On Thursday, the U.S. House of Representatives voted to amend the Civil Rights Act to ban discrimination based on gender identity and sexual orientation. A 224-206 vote on the Equality Act split roughly down party lines, with three Republicans joining Democrats in favor of the legislation.
The House first passed the Equality Act in 2019, when Republicans controlled the Senate. The bill would extend equal protection to LGBTQ+ people in housing, education, employment, federally funded programs, and also in “public accommodations” — a category that, according to NPR, covers a broad assortment of public spaces like stadiums and transportation, but also retailers (online and in-store). If the Equality Act passes, the decision by business owners — like florists, for example, or bakers — to deny services on the grounds of potential customers’ sexuality would be classed as discrimination. Per NPR, the act’s language attempts to guard against prospective exemptions for religious freedom.
The vote followed two days of debate, during which many lawmakers spoke from personal experience about the act’s implications.
“Had this legislation been enacted when I was growing up, it would’ve been direct evidence of the fact that things really do get better; that I didn’t have to hide or cry so much,” New York representative Mondaire Jones, one of the first two openly gay Black men ever elected to Congress, said on the House floor Thursday. “Thankfully, since childhood, things have gotten better, but that hasn’t been because of the mere passage of time, it’s been because LGBTQ advocates made life better. Today we send a powerful message to millions of LGBTQ people around the country, and indeed around the world, that they are seen. That they are valued. That their lives are worthy of being protected.”

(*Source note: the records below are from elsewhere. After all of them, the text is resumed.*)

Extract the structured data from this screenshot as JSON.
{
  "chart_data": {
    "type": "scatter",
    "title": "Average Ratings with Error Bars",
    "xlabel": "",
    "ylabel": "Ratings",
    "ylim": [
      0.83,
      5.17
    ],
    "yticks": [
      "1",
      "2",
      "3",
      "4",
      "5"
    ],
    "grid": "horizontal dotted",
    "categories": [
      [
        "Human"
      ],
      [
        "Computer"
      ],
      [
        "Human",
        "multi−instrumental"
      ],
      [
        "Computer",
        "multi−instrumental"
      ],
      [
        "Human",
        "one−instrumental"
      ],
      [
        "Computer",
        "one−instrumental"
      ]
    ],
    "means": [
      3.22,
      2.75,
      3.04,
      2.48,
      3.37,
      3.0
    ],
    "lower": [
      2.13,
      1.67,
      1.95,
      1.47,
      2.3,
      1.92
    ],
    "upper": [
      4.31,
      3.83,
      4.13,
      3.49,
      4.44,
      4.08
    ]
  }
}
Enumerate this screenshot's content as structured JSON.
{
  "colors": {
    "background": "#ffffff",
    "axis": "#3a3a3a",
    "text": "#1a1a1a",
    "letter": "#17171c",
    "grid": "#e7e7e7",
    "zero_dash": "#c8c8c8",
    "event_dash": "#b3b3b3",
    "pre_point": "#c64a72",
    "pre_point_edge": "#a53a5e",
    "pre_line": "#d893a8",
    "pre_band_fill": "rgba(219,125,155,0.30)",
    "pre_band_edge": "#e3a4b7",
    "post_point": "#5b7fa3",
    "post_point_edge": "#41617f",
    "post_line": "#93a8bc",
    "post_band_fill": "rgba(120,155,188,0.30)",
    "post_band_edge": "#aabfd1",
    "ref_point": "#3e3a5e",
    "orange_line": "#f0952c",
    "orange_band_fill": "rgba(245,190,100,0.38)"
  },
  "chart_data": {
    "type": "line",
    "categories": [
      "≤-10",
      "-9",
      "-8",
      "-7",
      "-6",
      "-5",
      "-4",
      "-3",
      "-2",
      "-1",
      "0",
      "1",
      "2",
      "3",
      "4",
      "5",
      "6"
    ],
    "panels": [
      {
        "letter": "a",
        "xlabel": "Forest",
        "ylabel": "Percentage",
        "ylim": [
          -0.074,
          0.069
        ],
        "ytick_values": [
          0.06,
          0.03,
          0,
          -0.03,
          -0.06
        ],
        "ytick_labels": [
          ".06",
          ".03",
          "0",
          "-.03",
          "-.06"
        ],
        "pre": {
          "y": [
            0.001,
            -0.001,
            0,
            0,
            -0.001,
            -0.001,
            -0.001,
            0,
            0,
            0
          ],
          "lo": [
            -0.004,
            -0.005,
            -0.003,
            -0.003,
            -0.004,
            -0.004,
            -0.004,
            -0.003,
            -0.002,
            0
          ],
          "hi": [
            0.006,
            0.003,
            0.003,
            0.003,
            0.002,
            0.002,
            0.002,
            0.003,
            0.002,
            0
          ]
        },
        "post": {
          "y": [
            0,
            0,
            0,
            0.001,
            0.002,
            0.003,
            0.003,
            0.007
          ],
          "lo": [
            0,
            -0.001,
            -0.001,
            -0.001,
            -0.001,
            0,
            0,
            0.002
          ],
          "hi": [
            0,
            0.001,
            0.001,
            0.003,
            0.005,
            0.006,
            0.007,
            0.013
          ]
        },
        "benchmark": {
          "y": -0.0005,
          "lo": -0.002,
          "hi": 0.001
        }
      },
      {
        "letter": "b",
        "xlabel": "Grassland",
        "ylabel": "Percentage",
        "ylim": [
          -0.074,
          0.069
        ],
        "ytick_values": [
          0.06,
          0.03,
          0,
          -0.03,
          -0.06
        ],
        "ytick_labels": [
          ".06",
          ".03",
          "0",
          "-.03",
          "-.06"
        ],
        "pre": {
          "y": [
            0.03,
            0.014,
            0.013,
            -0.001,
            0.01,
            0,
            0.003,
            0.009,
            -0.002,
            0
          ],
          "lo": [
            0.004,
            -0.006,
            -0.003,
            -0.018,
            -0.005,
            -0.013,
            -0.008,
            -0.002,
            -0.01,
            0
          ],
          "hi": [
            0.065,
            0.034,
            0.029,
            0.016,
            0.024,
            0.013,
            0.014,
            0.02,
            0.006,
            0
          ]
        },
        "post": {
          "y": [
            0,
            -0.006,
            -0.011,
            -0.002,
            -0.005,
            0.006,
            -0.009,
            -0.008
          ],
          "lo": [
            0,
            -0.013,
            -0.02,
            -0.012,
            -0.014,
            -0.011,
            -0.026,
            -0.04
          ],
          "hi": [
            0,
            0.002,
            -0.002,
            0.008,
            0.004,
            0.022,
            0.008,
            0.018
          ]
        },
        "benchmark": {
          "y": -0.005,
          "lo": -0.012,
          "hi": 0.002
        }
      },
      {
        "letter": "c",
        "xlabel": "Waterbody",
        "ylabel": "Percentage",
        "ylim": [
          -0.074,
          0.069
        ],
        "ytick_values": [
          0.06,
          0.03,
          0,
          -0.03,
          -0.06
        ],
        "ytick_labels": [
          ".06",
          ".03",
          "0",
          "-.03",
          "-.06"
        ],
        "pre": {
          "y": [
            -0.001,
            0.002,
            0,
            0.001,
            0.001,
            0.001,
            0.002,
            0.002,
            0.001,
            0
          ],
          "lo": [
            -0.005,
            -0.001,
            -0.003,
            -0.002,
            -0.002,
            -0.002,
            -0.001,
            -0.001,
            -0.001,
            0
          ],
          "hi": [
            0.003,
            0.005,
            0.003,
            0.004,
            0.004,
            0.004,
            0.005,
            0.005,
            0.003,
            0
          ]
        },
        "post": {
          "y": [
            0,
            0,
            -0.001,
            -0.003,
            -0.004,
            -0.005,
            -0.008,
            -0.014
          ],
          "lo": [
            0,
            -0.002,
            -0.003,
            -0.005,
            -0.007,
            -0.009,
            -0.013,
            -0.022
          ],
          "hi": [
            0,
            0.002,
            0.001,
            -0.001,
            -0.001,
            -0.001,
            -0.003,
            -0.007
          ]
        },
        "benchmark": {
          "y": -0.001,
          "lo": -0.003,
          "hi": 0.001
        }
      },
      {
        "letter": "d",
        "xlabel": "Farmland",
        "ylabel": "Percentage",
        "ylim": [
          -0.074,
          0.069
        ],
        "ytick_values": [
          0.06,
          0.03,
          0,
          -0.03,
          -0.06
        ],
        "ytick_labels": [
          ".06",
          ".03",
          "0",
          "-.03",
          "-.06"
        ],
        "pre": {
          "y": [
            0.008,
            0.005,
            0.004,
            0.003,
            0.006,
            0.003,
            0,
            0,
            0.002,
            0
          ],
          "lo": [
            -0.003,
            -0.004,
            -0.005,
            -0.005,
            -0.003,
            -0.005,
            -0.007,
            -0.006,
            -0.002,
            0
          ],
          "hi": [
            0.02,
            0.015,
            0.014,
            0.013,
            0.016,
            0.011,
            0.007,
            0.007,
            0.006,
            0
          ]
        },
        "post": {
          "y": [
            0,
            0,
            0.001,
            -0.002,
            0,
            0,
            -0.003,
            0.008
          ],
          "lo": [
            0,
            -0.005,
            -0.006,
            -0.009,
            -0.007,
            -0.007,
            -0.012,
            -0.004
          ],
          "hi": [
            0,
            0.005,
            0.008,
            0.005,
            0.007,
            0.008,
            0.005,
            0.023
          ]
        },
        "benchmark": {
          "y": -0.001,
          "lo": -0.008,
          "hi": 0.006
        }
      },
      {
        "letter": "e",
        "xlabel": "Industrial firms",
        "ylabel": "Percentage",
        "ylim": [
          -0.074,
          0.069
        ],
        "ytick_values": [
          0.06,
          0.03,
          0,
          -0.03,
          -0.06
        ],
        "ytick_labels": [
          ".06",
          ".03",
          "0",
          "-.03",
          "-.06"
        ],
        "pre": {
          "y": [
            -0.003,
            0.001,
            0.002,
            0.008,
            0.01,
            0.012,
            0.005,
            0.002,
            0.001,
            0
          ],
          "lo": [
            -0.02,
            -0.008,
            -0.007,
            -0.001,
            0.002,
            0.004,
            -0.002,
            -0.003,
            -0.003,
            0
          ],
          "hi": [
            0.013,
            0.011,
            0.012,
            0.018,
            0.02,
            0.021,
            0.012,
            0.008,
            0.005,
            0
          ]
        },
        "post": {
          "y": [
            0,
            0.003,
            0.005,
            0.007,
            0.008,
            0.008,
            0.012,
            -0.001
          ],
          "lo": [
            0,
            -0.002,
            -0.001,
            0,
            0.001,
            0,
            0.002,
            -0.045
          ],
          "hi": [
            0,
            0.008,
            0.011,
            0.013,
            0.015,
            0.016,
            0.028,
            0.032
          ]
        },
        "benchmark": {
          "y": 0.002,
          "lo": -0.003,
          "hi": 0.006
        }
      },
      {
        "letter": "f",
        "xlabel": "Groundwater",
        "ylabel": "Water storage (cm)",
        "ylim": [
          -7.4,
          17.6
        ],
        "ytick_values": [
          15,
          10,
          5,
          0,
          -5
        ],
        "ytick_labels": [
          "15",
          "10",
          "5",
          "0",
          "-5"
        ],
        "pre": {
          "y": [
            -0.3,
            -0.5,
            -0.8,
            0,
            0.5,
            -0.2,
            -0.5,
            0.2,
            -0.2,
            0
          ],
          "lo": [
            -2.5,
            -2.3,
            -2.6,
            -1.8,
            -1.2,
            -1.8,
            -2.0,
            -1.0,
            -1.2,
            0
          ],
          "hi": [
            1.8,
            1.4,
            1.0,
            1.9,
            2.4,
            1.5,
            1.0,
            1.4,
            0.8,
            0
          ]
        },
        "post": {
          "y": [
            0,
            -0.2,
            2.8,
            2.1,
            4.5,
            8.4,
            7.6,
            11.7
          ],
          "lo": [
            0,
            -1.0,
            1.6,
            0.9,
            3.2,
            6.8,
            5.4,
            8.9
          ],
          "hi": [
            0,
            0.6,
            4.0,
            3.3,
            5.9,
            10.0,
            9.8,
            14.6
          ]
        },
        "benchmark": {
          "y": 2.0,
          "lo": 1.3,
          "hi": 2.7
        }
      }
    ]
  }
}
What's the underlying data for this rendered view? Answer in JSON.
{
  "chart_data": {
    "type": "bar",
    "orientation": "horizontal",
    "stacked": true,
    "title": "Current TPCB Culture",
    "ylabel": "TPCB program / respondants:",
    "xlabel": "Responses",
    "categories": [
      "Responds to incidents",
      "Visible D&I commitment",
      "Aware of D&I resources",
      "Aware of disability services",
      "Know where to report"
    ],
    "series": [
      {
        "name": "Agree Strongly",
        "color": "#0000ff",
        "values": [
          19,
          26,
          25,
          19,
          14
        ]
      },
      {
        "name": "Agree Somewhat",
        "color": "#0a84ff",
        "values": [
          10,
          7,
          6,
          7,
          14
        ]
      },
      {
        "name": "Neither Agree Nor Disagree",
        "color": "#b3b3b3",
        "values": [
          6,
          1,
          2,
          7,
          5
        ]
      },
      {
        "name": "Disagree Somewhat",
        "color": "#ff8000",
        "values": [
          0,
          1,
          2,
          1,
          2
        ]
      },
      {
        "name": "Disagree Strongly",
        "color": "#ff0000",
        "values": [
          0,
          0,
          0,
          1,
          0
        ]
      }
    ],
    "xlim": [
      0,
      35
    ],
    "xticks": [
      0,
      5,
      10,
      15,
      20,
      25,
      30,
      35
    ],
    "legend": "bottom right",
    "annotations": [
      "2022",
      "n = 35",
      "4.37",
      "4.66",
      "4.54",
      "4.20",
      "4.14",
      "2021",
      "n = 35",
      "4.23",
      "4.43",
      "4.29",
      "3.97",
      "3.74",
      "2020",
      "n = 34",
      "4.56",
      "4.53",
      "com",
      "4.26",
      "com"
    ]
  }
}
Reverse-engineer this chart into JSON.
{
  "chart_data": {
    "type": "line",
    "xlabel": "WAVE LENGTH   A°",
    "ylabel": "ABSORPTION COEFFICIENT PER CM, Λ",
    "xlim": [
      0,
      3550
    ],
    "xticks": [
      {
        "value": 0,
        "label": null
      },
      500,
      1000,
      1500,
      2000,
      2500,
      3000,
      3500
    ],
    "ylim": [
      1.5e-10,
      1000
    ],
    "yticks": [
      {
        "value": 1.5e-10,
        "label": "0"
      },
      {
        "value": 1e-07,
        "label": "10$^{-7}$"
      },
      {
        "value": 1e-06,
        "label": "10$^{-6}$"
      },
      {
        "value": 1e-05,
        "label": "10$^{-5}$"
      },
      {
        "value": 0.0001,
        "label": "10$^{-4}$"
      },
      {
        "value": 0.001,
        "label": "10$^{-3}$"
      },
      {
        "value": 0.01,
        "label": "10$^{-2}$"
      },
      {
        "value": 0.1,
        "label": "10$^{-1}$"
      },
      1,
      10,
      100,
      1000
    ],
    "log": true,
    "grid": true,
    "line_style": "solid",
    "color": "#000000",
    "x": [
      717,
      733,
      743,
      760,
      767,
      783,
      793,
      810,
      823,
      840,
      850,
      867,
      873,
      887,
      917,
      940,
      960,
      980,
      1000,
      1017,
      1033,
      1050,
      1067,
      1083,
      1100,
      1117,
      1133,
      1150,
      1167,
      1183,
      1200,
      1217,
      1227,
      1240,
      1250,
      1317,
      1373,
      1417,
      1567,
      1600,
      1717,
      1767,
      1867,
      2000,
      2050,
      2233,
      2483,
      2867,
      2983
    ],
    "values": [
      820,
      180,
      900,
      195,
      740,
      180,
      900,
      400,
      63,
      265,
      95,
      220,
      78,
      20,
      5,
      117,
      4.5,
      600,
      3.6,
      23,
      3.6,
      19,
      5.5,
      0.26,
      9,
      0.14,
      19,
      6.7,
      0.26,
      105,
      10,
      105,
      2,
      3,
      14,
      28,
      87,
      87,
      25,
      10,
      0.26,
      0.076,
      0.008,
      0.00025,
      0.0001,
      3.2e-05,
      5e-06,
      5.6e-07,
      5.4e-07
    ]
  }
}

Predictably, Republican opposition to the measure surfaced concerns about women’s safety in restrooms, something that conservatives are always getting worked up about, despite an utter absence of evidence suggesting harassment and sexual assault spike when trans people are allowed to use the bathrooms corresponding to their gender identity. Nonetheless, Representative Marjorie Taylor Greene — the (purportedly reformed) conspiracy theorist — tried to delay a vote on the bill yesterday, allegedly to give her fellow lawmakers time to “rethink destroying #WomensRights and #WomensSports and #ReligiousFreedom,” as she put it on Twitter. In response, Illinois representative Marie Newman (whose daughter is trans) hung a transgender flag outside her office, which faces Greene’s. The Georgia congresswoman fired back by hanging a large poster in the hallway that read: “There are TWO genders: Male & Female. Trust The Science!”
Despite Greene’s bullying, the Equality Act looks likely to make it through the Democrat-controlled Senate, where Majority Leader Chuck Schumer reportedly plans to bring the bill to the floor. President Joe Biden named the legislation as a priority even before he assumed office, saying in a statement last week: “I urge Congress to swiftly pass this historic legislation. Every person should be treated with dignity and respect, and this bill represents a critical step toward ensuring that America lives up to our foundational values of equality and freedom for all.”